How One Man Changed the Ecology of the Great Lakes With Salmon
An anonymous reader writes During the sixties the Great Lakes were facing an ecological disaster due to invasive species and over fishing. Biologist Howard Tanner's solution to the problem was to bring in another non-native species, the Pacific salmon. Fishing boomed for many years but with the recent salmon crash in Lake Huron many wonder if the salmon were a band-aid on a ecological wound that's too big to fix. From the article: "Tanner's goal wasn't to just alter the species composition of the lakes; he wanted to change the public's relationship with the lakes themselves. Beyond pier fishing for perch and smallmouth bass, fishing in the lakes primarily had been the domain of relatively few commercial fishing crews using big boats and nets to harvest lake trout, perch, whitefish and chubs for restaurants and stores. But because these commercially fished native species had been so destroyed by overfishing and the lamprey and alewife infestations, Tanner inherited something of a blank slate — almost like a freshly filled reservoir in the West. He had little interest in trying to repaint the same old picture, but wanted instead to turn the waters over to large numbers of sportsmen who fished as much for thrill as fillet."
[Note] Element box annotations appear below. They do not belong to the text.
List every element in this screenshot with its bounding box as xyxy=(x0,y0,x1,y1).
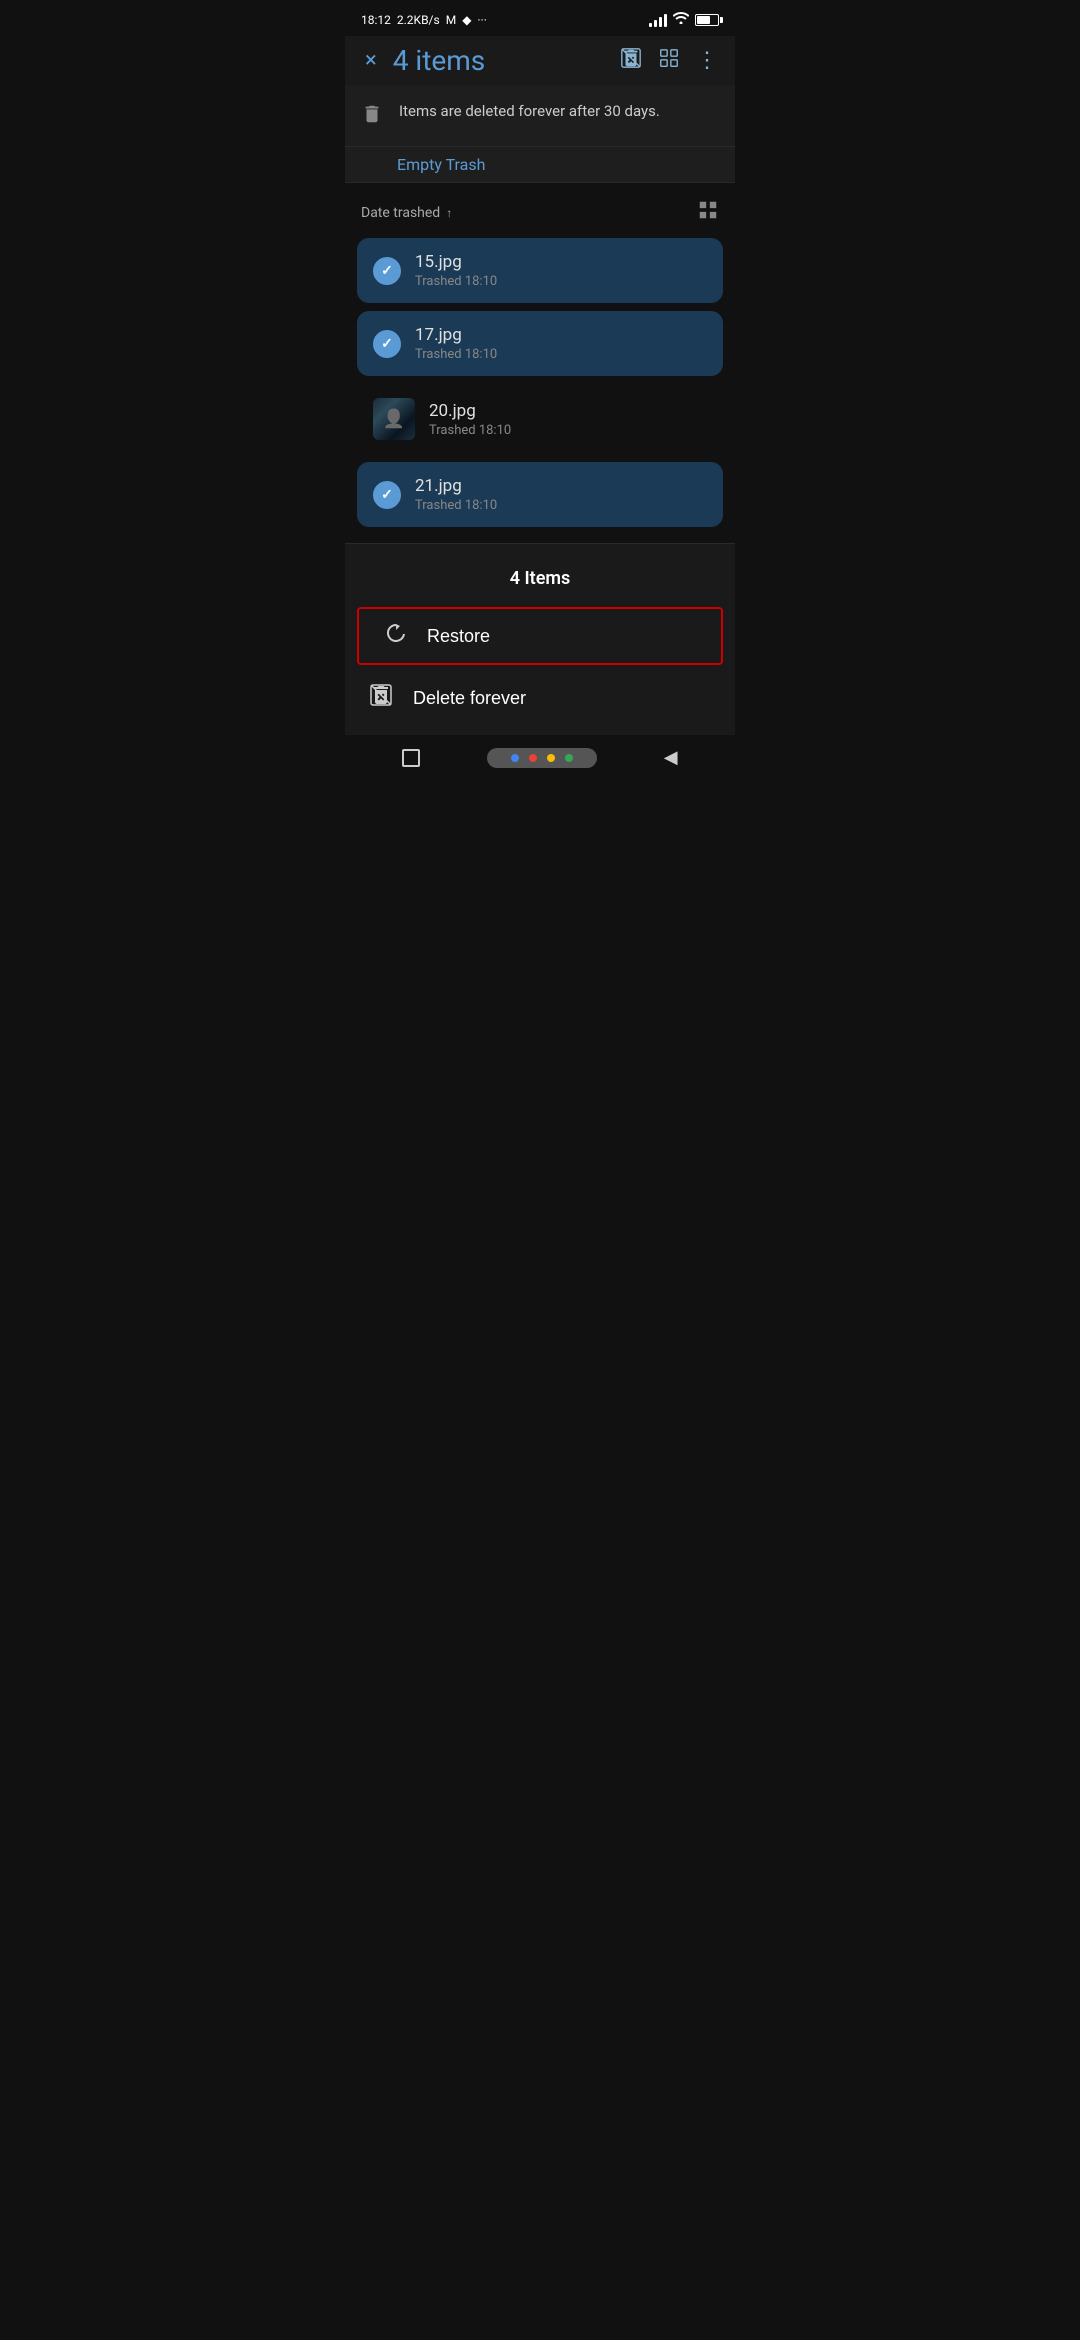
sort-arrow-icon: ↑ xyxy=(446,206,452,220)
selection-bar: 4 Items Restore Delete forever xyxy=(345,543,735,735)
file-meta-4: Trashed 18:10 xyxy=(415,498,707,513)
delete-forever-small-icon xyxy=(369,683,393,713)
file-checkbox-1[interactable] xyxy=(373,257,401,285)
file-info-3: 20.jpg Trashed 18:10 xyxy=(429,401,707,438)
status-right xyxy=(649,12,719,28)
info-banner: Items are deleted forever after 30 days. xyxy=(345,85,735,147)
toolbar-actions: ⋮ xyxy=(620,47,719,74)
delete-forever-toolbar-icon[interactable] xyxy=(620,47,642,74)
info-banner-text: Items are deleted forever after 30 days. xyxy=(399,101,660,122)
signal-icon xyxy=(649,13,667,27)
grid-view-toggle[interactable] xyxy=(697,199,719,226)
file-meta-3: Trashed 18:10 xyxy=(429,423,707,438)
nav-dot-green xyxy=(565,754,573,762)
list-item[interactable]: 21.jpg Trashed 18:10 xyxy=(357,462,723,527)
status-bar: 18:12 2.2KB/s M ◆ ··· xyxy=(345,0,735,36)
file-info-4: 21.jpg Trashed 18:10 xyxy=(415,476,707,513)
file-meta-2: Trashed 18:10 xyxy=(415,347,707,362)
list-item[interactable]: 20.jpg Trashed 18:10 xyxy=(357,384,723,454)
restore-button[interactable]: Restore xyxy=(357,607,723,665)
toolbar: × 4 items ⋮ xyxy=(345,36,735,85)
nav-dot-yellow xyxy=(547,754,555,762)
file-list: 15.jpg Trashed 18:10 17.jpg Trashed 18:1… xyxy=(345,238,735,527)
file-checkbox-2[interactable] xyxy=(373,330,401,358)
status-time: 18:12 xyxy=(361,13,391,27)
battery-icon xyxy=(695,14,719,26)
selection-count: 4 Items xyxy=(345,560,735,603)
home-square-icon[interactable] xyxy=(402,749,420,767)
delete-forever-button[interactable]: Delete forever xyxy=(345,669,735,727)
file-meta-1: Trashed 18:10 xyxy=(415,274,707,289)
file-name-2: 17.jpg xyxy=(415,325,707,345)
file-thumbnail-3 xyxy=(373,398,415,440)
file-info-2: 17.jpg Trashed 18:10 xyxy=(415,325,707,362)
list-item[interactable]: 17.jpg Trashed 18:10 xyxy=(357,311,723,376)
more-status-icon: ··· xyxy=(477,13,486,27)
sort-label[interactable]: Date trashed ↑ xyxy=(361,205,452,221)
sort-bar: Date trashed ↑ xyxy=(345,183,735,238)
nav-dot-red xyxy=(529,754,537,762)
status-speed: 2.2KB/s xyxy=(397,13,440,27)
page-title: 4 items xyxy=(393,44,608,77)
file-info-1: 15.jpg Trashed 18:10 xyxy=(415,252,707,289)
file-checkbox-4[interactable] xyxy=(373,481,401,509)
more-options-toolbar-icon[interactable]: ⋮ xyxy=(696,48,719,73)
gmail-icon: M xyxy=(446,13,456,27)
file-name-3: 20.jpg xyxy=(429,401,707,421)
nav-home-pill[interactable] xyxy=(487,748,597,768)
file-name-1: 15.jpg xyxy=(415,252,707,272)
nav-dot-blue xyxy=(511,754,519,762)
nav-bar: ◀ xyxy=(345,735,735,784)
restore-label: Restore xyxy=(427,626,490,647)
empty-trash-button[interactable]: Empty Trash xyxy=(345,147,735,183)
location-icon: ◆ xyxy=(462,13,471,27)
back-icon[interactable]: ◀ xyxy=(664,747,678,768)
file-name-4: 21.jpg xyxy=(415,476,707,496)
list-item[interactable]: 15.jpg Trashed 18:10 xyxy=(357,238,723,303)
delete-forever-label: Delete forever xyxy=(413,688,526,709)
close-button[interactable]: × xyxy=(361,44,381,77)
trash-banner-icon xyxy=(361,103,383,130)
restore-icon xyxy=(383,621,407,651)
status-left: 18:12 2.2KB/s M ◆ ··· xyxy=(361,13,487,27)
select-all-toolbar-icon[interactable] xyxy=(658,47,680,74)
wifi-icon xyxy=(673,12,689,28)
What a great illustration of ecosystem complexity and unintended consequences that involves salmon, alewives, lamprey, zebra mussels, quagga mussels, and round gobies, all of which are non-native to the great lakes. After half a century of unpredicted swings of boom and bust the fishery managers are gradually moving toward restoration of something that resembles, at least faintly, the original lake trout and perch ecosystem. I'm sure more unintended consequences will be revealed as this plays out, but the ride certainly reveals the pitfalls of messing with mother nature.